Lehman put the loan up for bid earlier this year, and it was sold to PT Property Holdings LLC for an undisclosed amount, according to an “Assignment of Mortgage” filed in the Franklin County clerk’s office on March 31. David Weinberger, a New York City-based attorney for PT Property Holdings, declined to say who is behind the LLC or what they paid.

The mortgage assignment documents were signed on behalf of PT Property Holdings by Pierre F. Lapeyre, the co-founder and senior managing director of Riverstone Holdings LLC, a New York City-based private investment firm that focuses on the energy field. He didn’t return a message left at his office Wednesday.

Carger said the loan purchasers as a husband and wife who are longtime patrons and fans of The Point, but he declined to identify them by name.

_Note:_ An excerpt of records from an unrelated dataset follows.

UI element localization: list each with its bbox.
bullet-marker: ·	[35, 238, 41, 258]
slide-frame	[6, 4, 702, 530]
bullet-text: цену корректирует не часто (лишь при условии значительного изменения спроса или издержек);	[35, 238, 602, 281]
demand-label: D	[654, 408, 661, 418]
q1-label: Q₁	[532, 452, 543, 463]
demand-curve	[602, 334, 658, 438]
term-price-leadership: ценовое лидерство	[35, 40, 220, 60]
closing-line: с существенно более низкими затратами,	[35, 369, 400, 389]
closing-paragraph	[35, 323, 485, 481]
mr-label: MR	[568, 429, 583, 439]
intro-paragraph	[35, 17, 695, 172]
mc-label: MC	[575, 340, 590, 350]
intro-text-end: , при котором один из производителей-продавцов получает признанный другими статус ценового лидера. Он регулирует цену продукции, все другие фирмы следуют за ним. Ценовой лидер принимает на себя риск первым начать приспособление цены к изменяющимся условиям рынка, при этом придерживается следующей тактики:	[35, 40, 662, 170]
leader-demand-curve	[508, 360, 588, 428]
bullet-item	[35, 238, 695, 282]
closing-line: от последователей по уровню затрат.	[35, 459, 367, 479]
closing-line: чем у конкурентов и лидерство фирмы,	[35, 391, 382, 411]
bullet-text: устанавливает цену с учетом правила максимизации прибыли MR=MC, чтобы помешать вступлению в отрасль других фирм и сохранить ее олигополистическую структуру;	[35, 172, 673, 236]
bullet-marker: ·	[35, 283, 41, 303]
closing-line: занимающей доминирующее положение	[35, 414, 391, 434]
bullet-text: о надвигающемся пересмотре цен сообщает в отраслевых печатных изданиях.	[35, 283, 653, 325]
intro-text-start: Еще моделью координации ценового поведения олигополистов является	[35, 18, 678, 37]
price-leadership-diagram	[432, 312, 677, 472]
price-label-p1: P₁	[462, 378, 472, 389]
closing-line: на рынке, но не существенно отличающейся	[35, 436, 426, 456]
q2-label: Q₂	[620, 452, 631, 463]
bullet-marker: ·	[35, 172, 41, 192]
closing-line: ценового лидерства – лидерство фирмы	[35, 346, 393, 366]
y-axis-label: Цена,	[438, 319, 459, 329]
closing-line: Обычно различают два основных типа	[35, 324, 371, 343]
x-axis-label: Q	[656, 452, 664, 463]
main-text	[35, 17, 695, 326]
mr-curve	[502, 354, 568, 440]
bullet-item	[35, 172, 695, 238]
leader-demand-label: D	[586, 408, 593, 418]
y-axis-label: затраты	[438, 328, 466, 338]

“They’ve been guests of the Point for many years,” he said.

Karger described next month’s auction are a necessary step in the legal process to complete the foreclosure.

“It’s certainly nothing to be scared of,” he said. “It has to happen. It should be a positive chapter for The Point.”

The Point employs about 40 people. Over the past three years, its operations have been overseen by a court-appointed receiver.

“When you’re in receivership, the directive is to maintain and protect the asset, but not to improve,” Karger said. “You can’t do major capital improvements, and the property can’t move forward in a positive direction because there’s not a lot of money being spent. It’s really just the bare necessities.

“What would be scary is being stuck in receivership forever. An auction has to happen legally in order to clean up the title for us to get out of receivership. That’s the final piece of the foreclosure. The staff and the management, we’re all really excited about it.”

The auction is scheduled for 10 a.m. June 8 at the Franklin County Courthouse, 355 West Main St., Malone.